= Alikiona =

1969 play written by Ebrahim Hussein

Alikiona (Consequences) is a play written in 1969 by Tanzanian playwright Ebrahim Hussein. Alikiona, originally written in Kiswahili, was translated to English by Joshua Williams. The play tells the story of an affair between a woman, Sadia and her lover, Abdallah. It centers on the discovery of the affair by Sadia's husband, Omari. The play is in one act and is typically performed with five actors. Alikiona has many naturalist elements, as is characteristic of much of Hussain's earlier work. Further, the play also includes elements of kichekesho, a comic interlude often found in taarab performances.

==Characters==
Saida, Abdallah (her lover), Omari (her husband), Mama Pili (her friend), Abudu (a friend of Saida's family).

==Plot summary==
In the one-act play Alikiona, a woman named Saida is having an affair with a man named Abdallah.
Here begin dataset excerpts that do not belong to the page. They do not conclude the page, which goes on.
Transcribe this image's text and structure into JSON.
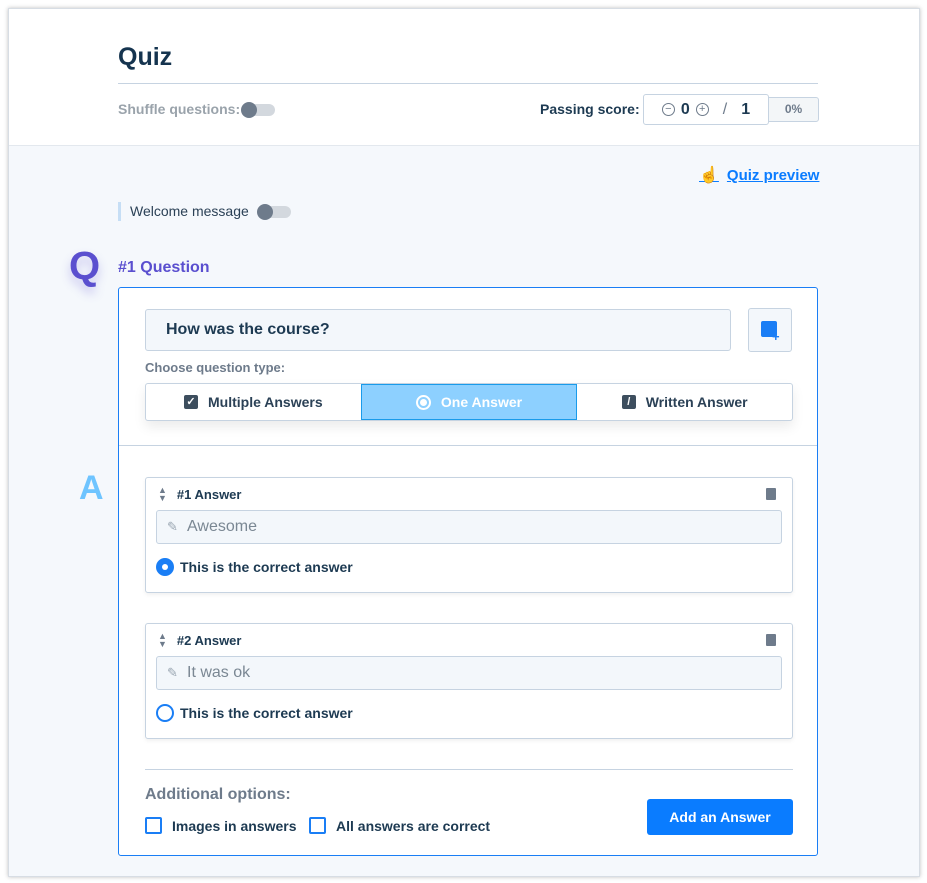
{
  "header": {
    "title": "Quiz",
    "shuffle_label": "Shuffle questions:",
    "passing_label": "Passing score:",
    "score": "0",
    "slash": "/",
    "total": "1",
    "percent": "0%"
  },
  "preview_link": "Quiz preview",
  "welcome_label": "Welcome message",
  "question": {
    "badge": "Q",
    "heading": "#1 Question",
    "text": "How was the course?",
    "type_label": "Choose question type:",
    "types": [
      {
        "label": "Multiple Answers"
      },
      {
        "label": "One Answer",
        "selected": true
      },
      {
        "label": "Written Answer"
      }
    ]
  },
  "answers_badge": "A",
  "answers": [
    {
      "heading": "#1 Answer",
      "value": "Awesome",
      "correct_label": "This is the correct answer",
      "correct": true
    },
    {
      "heading": "#2 Answer",
      "value": "It was ok",
      "correct_label": "This is the correct answer",
      "correct": false
    }
  ],
  "options": {
    "heading": "Additional options:",
    "images": "Images in answers",
    "all_correct": "All answers are correct",
    "add_button": "Add an Answer"
  },
  "colors": {
    "accent": "#0a7cff",
    "selected_type": "#8dd0ff",
    "question_heading": "#5a4fcf"
  }
}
In an effort to spend a weekend with her lover, Saida lies to her husband, Omari, and tells him she is going to spend the weekend with her mother whom she has not seen in a few years. After she leaves, a messenger arrives home and tells Omari that Saida's mother has died. Omari learns that Saida is not in fact with her mother and thus discovers that she is cheating on him. Once Saida returns from her weekend, Omari informs her of her mother's death, noting that this knowledge and circumstance is punishment enough for her cheating. Omari then tells Saida to go to her mother so she can be present for the end of the funeral rituals.

==Reception==
German literary scholar Joachim Fiebach noted that the naturalist elements found in this play are likely due to the colonial influence on Husseins education of theatre arts at the University of East Africa. This play, along with Wakati Ukuta (Time is a Wall) were written while Hussein was studying Theatre Arts and French at the University of East Africa. Both plays follow many elements of the European structure of the "well made play."